2017-10-13 100 views
0

我在使用PySpark时遇到困难。 我想读csv文件并做一个热门编码(现在)。文件处理和数据处理中的PySpark错误

我收到一个跨越2页的错误。

我的示例代码如下:

from pyspark.sql import SQLContext 
from pyspark.sql.types import * 
from pyspark import SparkContext 
from pyspark.ml.feature import OneHotEncoder, StringIndexer 

sqlContext = SQLContext(sc) 
shirtsize = sc.textFile("shirt_sizes.*") 
shirt_header = shirtsize.first() 
fields = [StructField(field_name, StringType(),True) for field_name in shirt_header.split(',')] 

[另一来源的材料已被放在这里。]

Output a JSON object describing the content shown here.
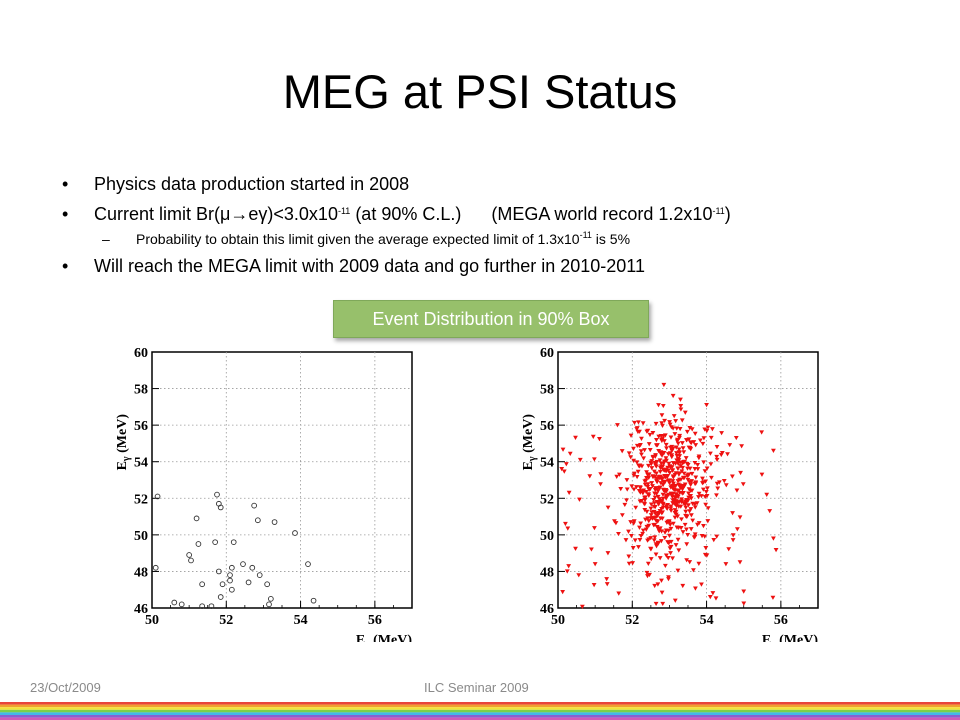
{
  "slide": {
    "title": "MEG at PSI Status",
    "bullet_glyph": "•",
    "dash_glyph": "–",
    "bullets": [
      {
        "text": "Physics data production started in 2008"
      },
      {
        "pre": "Current limit Br(",
        "mu": "μ",
        "arrow": "→",
        "e": "e",
        "gamma": "γ",
        "mid": ")<3.0x10",
        "exp": "-11",
        "post": " (at 90% C.L.)      (MEGA world record 1.2x10",
        "exp2": "-11",
        "end": ")"
      },
      {
        "text": "Will reach the MEGA limit with 2009 data and go further in 2010-2011"
      }
    ],
    "sub_bullet": {
      "pre": "Probability to obtain this limit given the average expected limit of 1.3x10",
      "exp": "-11",
      "post": " is 5%"
    },
    "badge": "Event Distribution in 90% Box",
    "footer_left": "23/Oct/2009",
    "footer_center": "ILC Seminar 2009",
    "bar_colors": [
      "#e8443a",
      "#f0a030",
      "#f3e23a",
      "#7ccf4a",
      "#42b8e8",
      "#8a5fd0",
      "#d05ab8"
    ]
  },
  "chart_data": [
    {
      "type": "scatter",
      "xlabel": "E",
      "xlabel_sub": "e",
      "xlabel_unit": " (MeV)",
      "ylabel": "E",
      "ylabel_sub": "γ",
      "ylabel_unit": " (MeV)",
      "xlim": [
        50,
        57
      ],
      "ylim": [
        46,
        60
      ],
      "xticks": [
        50,
        52,
        54,
        56
      ],
      "yticks": [
        46,
        48,
        50,
        52,
        54,
        56,
        58,
        60
      ],
      "grid": true,
      "marker": "open-circle",
      "color": "#333333",
      "points": [
        [
          50.15,
          52.1
        ],
        [
          50.1,
          48.2
        ],
        [
          50.6,
          46.3
        ],
        [
          50.8,
          46.2
        ],
        [
          51.0,
          48.9
        ],
        [
          51.05,
          48.6
        ],
        [
          51.2,
          50.9
        ],
        [
          51.25,
          49.5
        ],
        [
          51.35,
          47.3
        ],
        [
          51.35,
          46.1
        ],
        [
          51.6,
          46.1
        ],
        [
          51.7,
          49.6
        ],
        [
          51.75,
          52.2
        ],
        [
          51.8,
          51.7
        ],
        [
          51.85,
          51.5
        ],
        [
          51.8,
          48.0
        ],
        [
          51.9,
          47.3
        ],
        [
          51.85,
          46.6
        ],
        [
          52.1,
          47.8
        ],
        [
          52.1,
          47.5
        ],
        [
          52.15,
          48.2
        ],
        [
          52.2,
          49.6
        ],
        [
          52.15,
          47.0
        ],
        [
          52.45,
          48.4
        ],
        [
          52.6,
          47.4
        ],
        [
          52.7,
          48.2
        ],
        [
          52.75,
          51.6
        ],
        [
          52.85,
          50.8
        ],
        [
          52.9,
          47.8
        ],
        [
          53.1,
          47.3
        ],
        [
          53.15,
          46.2
        ],
        [
          53.2,
          46.5
        ],
        [
          53.3,
          50.7
        ],
        [
          53.85,
          50.1
        ],
        [
          54.2,
          48.4
        ],
        [
          54.35,
          46.4
        ]
      ]
    },
    {
      "type": "scatter",
      "xlabel": "E",
      "xlabel_sub": "e",
      "xlabel_unit": " (MeV)",
      "ylabel": "E",
      "ylabel_sub": "γ",
      "ylabel_unit": " (MeV)",
      "xlim": [
        50,
        57
      ],
      "ylim": [
        46,
        60
      ],
      "xticks": [
        50,
        52,
        54,
        56
      ],
      "yticks": [
        46,
        48,
        50,
        52,
        54,
        56,
        58,
        60
      ],
      "grid": true,
      "marker": "filled-triangle",
      "color": "#ee1111",
      "distribution": {
        "x_mean": 53.0,
        "x_sd": 0.55,
        "y_mean": 52.6,
        "y_sd": 1.9,
        "core_points": 560,
        "spread_points": 90,
        "seed": 7
      },
      "points": [
        [
          52.85,
          58.2
        ],
        [
          54.0,
          57.1
        ],
        [
          53.1,
          57.6
        ],
        [
          55.8,
          54.6
        ],
        [
          55.7,
          51.3
        ],
        [
          55.8,
          49.8
        ],
        [
          50.1,
          53.6
        ],
        [
          50.25,
          48.0
        ],
        [
          50.3,
          52.3
        ],
        [
          50.9,
          49.2
        ],
        [
          51.0,
          48.4
        ],
        [
          50.2,
          50.6
        ],
        [
          54.9,
          48.5
        ],
        [
          55.0,
          46.9
        ],
        [
          54.1,
          46.6
        ],
        [
          51.6,
          56.0
        ],
        [
          50.6,
          54.1
        ],
        [
          54.8,
          55.3
        ]
      ]
    }
  ]
}
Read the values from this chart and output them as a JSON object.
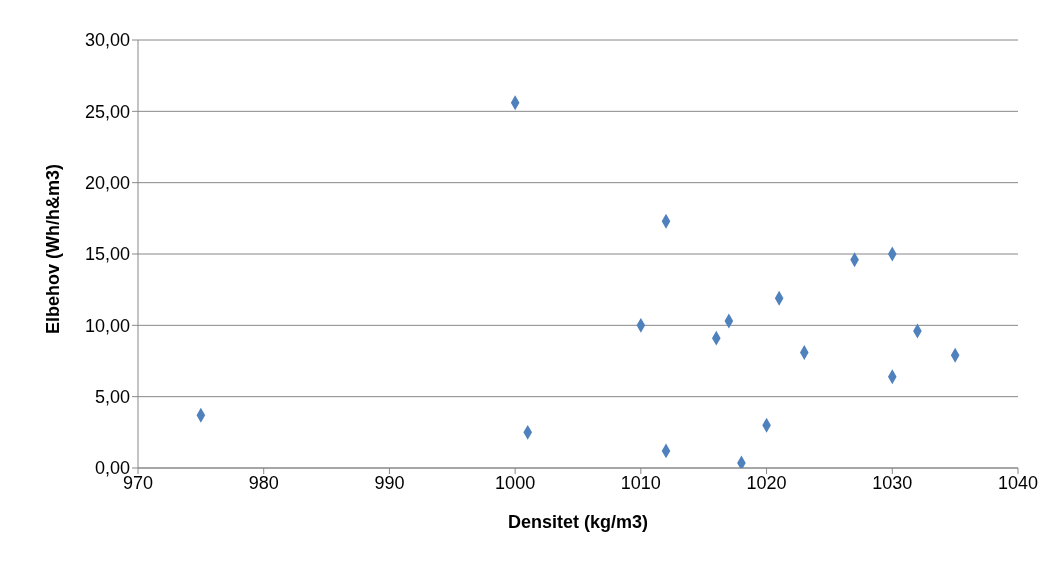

fields[0].dataType = IntegerType() 
schema = StructType(fields) 
shirtDF = spark.createDataFrame(shirtsize,schema) 
SI = StringIndexer(inputCol="ethcty",outputCol="ET_out") 
model = SI.fit(shirtDF) 

错误太长,但这是开始:

17/10/13 15:22:38 WARN org.apache.spark.scheduler.TaskSetManager: Lost task 0.0 in stage 
1.0 (TID 1, cluster-a2db-m.c.internal, executor 1): org.apache.spark.api 
.python.PythonException: Traceback (most recent call last): 
    File "/usr/lib/spark/python/pyspark/worker.py", line 177, in main 
    process() 
    File "/usr/lib/spark/python/pyspark/worker.py", line 172, in process 
    serializer.dump_stream(func(split_index, iterator), outfile) 
    File "/usr/lib/spark/python/pyspark/serializers.py", line 268, in dump_stream 
    vs = list(itertools.islice(iterator, batch)) 
    File "/usr/lib/spark/python/pyspark/sql/session.py", line 520, in prepare 
    verify_func(obj, schema) 
    File "/usr/lib/spark/python/pyspark/sql/types.py", line 1366, in _verify_type 
    raise TypeError("StructType can not accept object %r in type %s" % (obj, type(obj))) 
TypeError: StructType can not accept object u'columnA,columnB,columnC,columnD....' in type <type 'unicode'> 

有一些,我不能够调试

类错误

回答

0

只需使用csv阅读器:

spark.read.schema(schema).format("csv").load(path)\ 

否则,您必须先解析所有行(分割并创建Rows/tuples并将值转换为预期类型)。